There’s a four letter word that some would say should never be uttered.

While several words might fit into that category, there is one, however, that seems to stand out from the rest.

It’s not the word itself that’s problematic. Words become obscene in the way they are used.

One Internet source suggests this word wasn’t considered obscene until the 17th century. It’s quite unfortunate that a label for such a beautiful part of the female anatomy has been used in such foul ways.

But it packs such a punch and things often have to get mighty testy before it’s pulled out. It takes a special kind of angry.

I can conjure up all sorts of circumstances that might reasonably lead to that level of anger—life and death circumstances, the ruination of your life circumstances.

A friend of mine ran up against that word the other day.

She had just pulled up to the elementary school where she was dropping off her son.

There was nothing life or death about the situation. Nobody’s life was being ruined, though her young son got to hear the word for the first time.

The fellow who followed her onto the school property was steamed because my friend had been, in his mind, driving too slow.

He as good as attached himself to her back bumper a couple kilometres from the school. She wasn’t driving below the speed limit but I guess he wanted her to get a move on.

It seemed to get him even more riled up when she slowed for the school zone. Imagine that.

The kicker was when she hit her brakes to get him off her bumper, almost causing him to ram into her.

He couldn’t have been in that much of a hurry, taking the time to follow her into the school parking area and giving her a piece of his mind.

I hope he didn’t give too much of it away, as he must not have had much to start with.

It was the phenomenon we all know of as road rage. That’s when every day events in traffic cause folks to become complete idiots.
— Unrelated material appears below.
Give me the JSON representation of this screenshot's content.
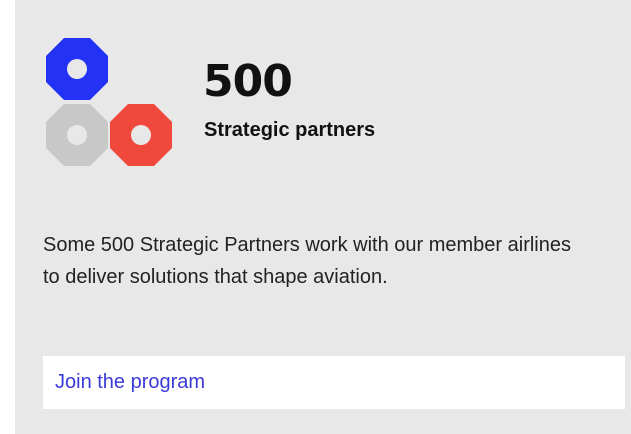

But this isn’t a psychology column, it is a legal column.

I do have some legal advice, and in this case, it is also some practical advice.

The practical advice comes from my years of seeing the aftermath of car crashes.

If some idiot is tailgating you, pull over and let him pass.

It may feel wrong. In fact, it may feel very wrong to let some bully push you around.

But as wonderful as they may be at times, though, it’s feelings that often get us into trouble.

Pulling over takes you out of the line of fire. Pulling over removes the risk to you and your child from having some idiot ride your bumper.

Carrying on at the speed limit, slowing down for the school zone and hitting your brakes not only exposes you to more driving risk, it also exposes you to the further risk of road rage.

Mr. Idiot might not have stopped at the C word.

But I promised you legal advice. My legal advice to my friend, was that she opened herself up to liability by hitting her brakes.

If Mr. Idiot had rammed into the back of her car, she would likely have shared liability for the crash.

Yes, Mr. Idiot should not have been tailgating, but the crash would not have occurred had she not hit her brakes.

Perhaps the feelings side of things can be taken care of if you keep a pen and paper handy in your vehicle.

Note the license plate number as you pull over and call it in to the police, the folks whose job it is to take care of idiot drivers.